Следующие дни в доме будто тёмным завесили все окна. Отец, и без того молчаливый, ходил туда-сюда, нянчил свою руку в тряпице. Маманя говорила тонким притворным голосом, от которого Дане было ещё страшней, чем от её жалоб в горнице. Бабушка Акулина Егоровна тяжело-протяжно вздыхала. Потом снова появилась Хиония Ниловна и твёрдо заявила:

В больницу вашего Даниила надо вести. Там доктор из глаз бельма вырезает.

– Ещё чего?! – маманя заговорила своим обычным голосом, схватила в охапку, прижала Даню к животу. Запах её ситцевого платья и чего-то кисловатого был такой, как всегда. Как будто всё вернулось на свои места.

Не дам я своего сыночка колоть-резать! – крикнула маманя. – Глазки его золотые… – и стала Даню целовать, обслюнявила всего. Он хотел вырваться, а она и сама вдруг оттолкнула его, отошла в сторону, как будто что-то пряча под фартуком.

Дура ты, Груня, – отвечала Хиония Ниловна. – Может, и резать не придётся? А ежели придётся – значит, надо! Богомольцы рассказывают: в Курской губернии за доктором этим слепцы хвостом ходили, а одному с рождения слепому он очи отверз, – Хиония Ниловна значительно замолчала.

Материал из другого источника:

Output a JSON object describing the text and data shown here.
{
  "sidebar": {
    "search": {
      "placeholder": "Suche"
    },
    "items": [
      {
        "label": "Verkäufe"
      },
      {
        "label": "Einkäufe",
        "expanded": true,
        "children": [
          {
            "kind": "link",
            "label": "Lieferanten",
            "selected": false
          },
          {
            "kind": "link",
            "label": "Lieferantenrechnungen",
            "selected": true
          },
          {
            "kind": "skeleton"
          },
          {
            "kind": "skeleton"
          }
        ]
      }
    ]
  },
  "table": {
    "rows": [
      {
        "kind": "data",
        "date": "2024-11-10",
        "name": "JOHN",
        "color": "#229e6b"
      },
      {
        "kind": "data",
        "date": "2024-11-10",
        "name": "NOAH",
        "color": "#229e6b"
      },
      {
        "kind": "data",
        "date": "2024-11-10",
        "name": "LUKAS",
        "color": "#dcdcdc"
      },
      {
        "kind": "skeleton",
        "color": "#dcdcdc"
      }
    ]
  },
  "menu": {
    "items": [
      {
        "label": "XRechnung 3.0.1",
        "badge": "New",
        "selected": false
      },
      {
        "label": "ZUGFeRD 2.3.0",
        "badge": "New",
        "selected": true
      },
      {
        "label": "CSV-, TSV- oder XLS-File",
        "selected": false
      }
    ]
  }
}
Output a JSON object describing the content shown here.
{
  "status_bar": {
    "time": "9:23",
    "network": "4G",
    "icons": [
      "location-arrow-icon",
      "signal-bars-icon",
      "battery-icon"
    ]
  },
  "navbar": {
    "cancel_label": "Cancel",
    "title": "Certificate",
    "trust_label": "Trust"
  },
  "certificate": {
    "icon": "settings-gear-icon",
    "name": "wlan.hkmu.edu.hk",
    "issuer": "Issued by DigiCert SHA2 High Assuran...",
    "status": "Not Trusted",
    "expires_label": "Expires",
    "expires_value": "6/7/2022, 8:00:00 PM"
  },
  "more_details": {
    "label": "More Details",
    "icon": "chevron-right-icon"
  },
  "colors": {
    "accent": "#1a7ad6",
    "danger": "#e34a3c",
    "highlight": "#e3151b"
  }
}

На Даню вдруг пахнуло божественным каким-то холодком: «очи отверз»! Такое батюшка из Евангелия читает. Маманя тяжело дышала, пригорюнившись. Думала.

Боязно как-то, – наконец выговорила. – Бог сам исцеляет, кого хочет.

Не тебе говорить! – обрезала её Хиония Ниловна. – Господь руки врачующих благословляет.

Маманя заплакала тихонько, жалостно.

Зашёл отец и хмуро сказал:

Ниловна дело говорит. У нас на складе рабочий из Фатежа работает, сказывал – доктор этот многим глаза вылечил.

Ну, раз папаша велел, спору быть не может.

Повели Даню к самому главному доктору.